Several cutting-edge technologies hold promise for advancing our understanding of MUC1 Tyr1229 phosphorylation:

• Single-cell phosphoproteomics:

  • Analyze phosphorylation heterogeneity within tumor populations

  • Correlate with other cellular parameters

• Phospho-specific intrabodies:

  • Develop intracellular antibodies that specifically recognize phosphorylated Tyr1229

  • Monitor phosphorylation in living cells

• CRISPR-based phosphorylation reporters:

  • Insert luminescent or fluorescent tags into endogenous MUC1

  • Create phosphorylation-dependent conformational changes

• Spatial transcriptomics combined with phospho-proteomics:

  • Correlate Tyr1229 phosphorylation with spatial gene expression patterns

  • Map phosphorylation events to specific tumor microenvironments

• AI-driven analysis of phosphorylation networks:

  • Predict functional consequences of Tyr1229 phosphorylation

  • Identify novel therapeutic strategies targeting phosphorylation-dependent pathways

These emerging approaches will complement traditional antibody-based methods and provide more comprehensive and dynamic information about MUC1 phosphorylation in various biological contexts.

How can researchers integrate Phospho-MUC1 (Tyr1229) Antibody into multi-omics studies?
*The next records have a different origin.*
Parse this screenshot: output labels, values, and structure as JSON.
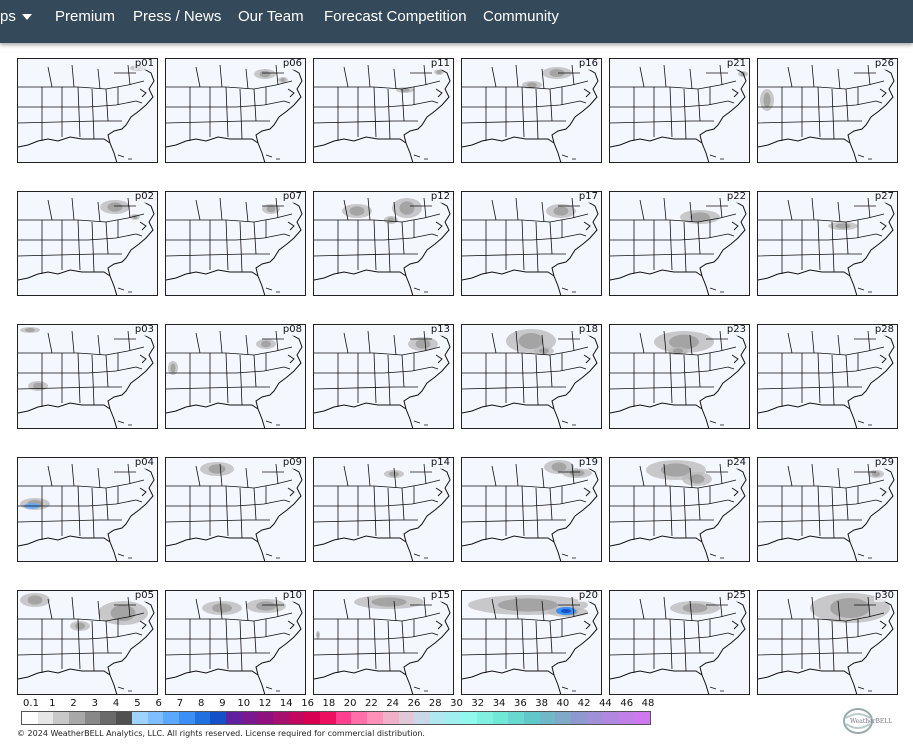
{
  "nav": {
    "partial_item": "ps",
    "items": [
      "Premium",
      "Press / News",
      "Our Team",
      "Forecast Competition",
      "Community"
    ]
  },
  "panels": [
    "p01",
    "p06",
    "p11",
    "p16",
    "p21",
    "p26",
    "p02",
    "p07",
    "p12",
    "p17",
    "p22",
    "p27",
    "p03",
    "p08",
    "p13",
    "p18",
    "p23",
    "p28",
    "p04",
    "p09",
    "p14",
    "p19",
    "p24",
    "p29",
    "p05",
    "p10",
    "p15",
    "p20",
    "p25",
    "p30"
  ],
  "scale": {
    "labels": [
      "0.1",
      "1",
      "2",
      "3",
      "4",
      "5",
      "6",
      "7",
      "8",
      "9",
      "10",
      "12",
      "14",
      "16",
      "18",
      "20",
      "22",
      "24",
      "26",
      "28",
      "30",
      "32",
      "34",
      "36",
      "38",
      "40",
      "42",
      "44",
      "46",
      "48"
    ],
    "colors": [
      "#ffffff",
      "#e6e6e6",
      "#c8c8c8",
      "#a8a8a8",
      "#888888",
      "#6a6a6a",
      "#505050",
      "#9fd3ff",
      "#7fbfff",
      "#5aa8ff",
      "#3b8ff5",
      "#2070e0",
      "#1450c8",
      "#6020a0",
      "#7a1890",
      "#901080",
      "#a81070",
      "#c00860",
      "#d80050",
      "#ee1060",
      "#ff4090",
      "#ff70a8",
      "#ff90b8",
      "#f0b0c8",
      "#e0c8d8",
      "#c8d8e8",
      "#b0e8f0",
      "#a0f0f0",
      "#90f8ec",
      "#80f0e0",
      "#70e8d8",
      "#68d8d0",
      "#60c8c8",
      "#70b8c8",
      "#80a8c8",
      "#9098d0",
      "#a090d8",
      "#b088e0",
      "#c080e8",
      "#d078f0"
    ]
  },
  "footer": {
    "copyright": "© 2024 WeatherBELL Analytics, LLC. All rights reserved. License required for commercial distribution."
  },
  "logo_text": "WeatherBELL"
}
Integration of Phospho-MUC1 (Tyr1229) Antibody into multi-omics research frameworks can provide comprehensive insights:

• Combined phosphoproteomics and transcriptomics:

  • Correlate Tyr1229 phosphorylation status with gene expression profiles

  • Identify transcriptional programs associated with phosphorylation events

• Integration with kinome profiling:

  • Identify kinases that directly or indirectly regulate Tyr1229 phosphorylation

  • Map kinase networks affecting MUC1 function

• Metabolomics correlation:

  • Investigate how metabolic states affect MUC1 phosphorylation

  • Determine if Tyr1229 phosphorylation influences cellular metabolism

• Spatial biology approaches:

  • Use multiplexed immunofluorescence to localize phospho-MUC1 within tissue architecture

  • Correlate with markers of cellular states and other signaling molecules

• Patient-derived models:

  • Analyze phosphorylation in patient-derived xenografts or organoids

  • Correlate with drug responses and patient outcomes

By integrating Phospho-MUC1 (Tyr1229) Antibody-based analyses with these multi-omics approaches, researchers can develop a more holistic understanding of MUC1's role in health and disease, potentially leading to new diagnostic and therapeutic strategies.